Sharing the Bounty

Gut bacteria may be the missing piece that explains the connection between diet and cancer risk.

Michelle G. Rooks and Wendy S. Garrett

Gettyimages, Hiroshi Watanabe

Gettyimages, Hiroshi Watanabe

Like many great political alliances, symbiotic relationships in biology may have started with antagonism, before the two parties reached mutual understanding—at least according to some evolutionary biologists. The often cited example is the mitochondrion, the eukaryotic cell’s energy-supplying organelle, which may have first existed as a prokaryote. As the story goes, this prokaryote was engulfed by a second cell, and the two eventually formed such a close symbiotic alliance that one could not live without the other. This mutual dependence, however, formed over many millennia.

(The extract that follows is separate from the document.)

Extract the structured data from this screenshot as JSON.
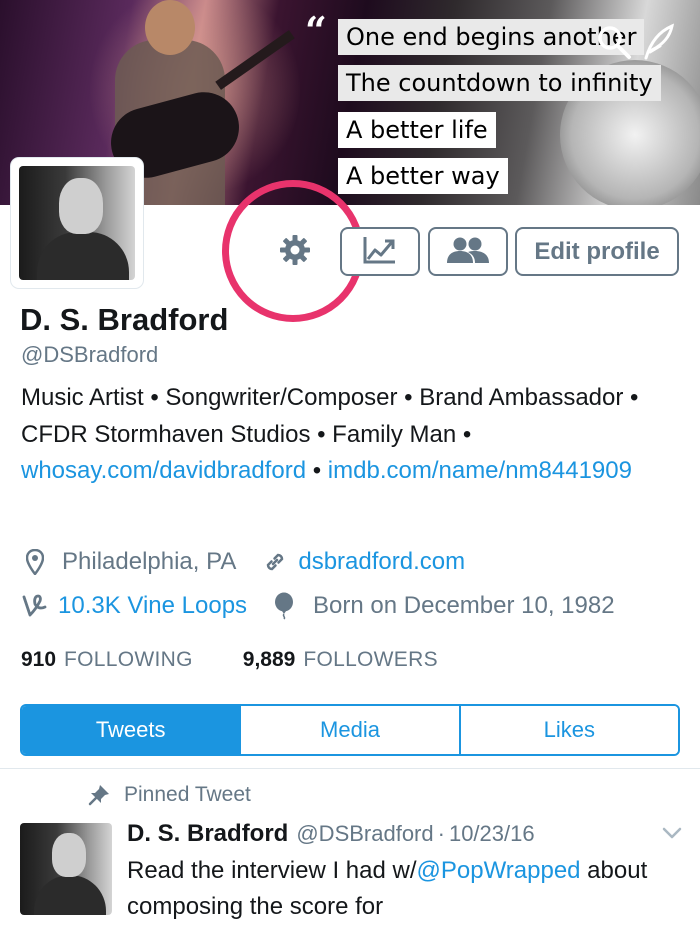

Our own symbionts, the microbes that reside throughout our bodies, primarily in our guts, have a more independent—some might say downright rocky—relationship with us, their hosts.

Although gut bacteria have long been called commensal (in which only one party derives benefit, but neither is harmed), it is now clear that we draw many benefits from their colonization of our body, some of them essential to our health. Our relationship with gut bacteria is complicated, however. While involved in metabolizing food into energy, producing micronutrients, and shaping our immune systems, gut microbes are also increasingly being linked to medical conditions including obesity, inflammatory bowel disease, and diabetes. And our understanding of their influence continues to widen: these bacteria may play a critical role in cancer, either protecting us from it, or in some cases, promoting its initiation and progression.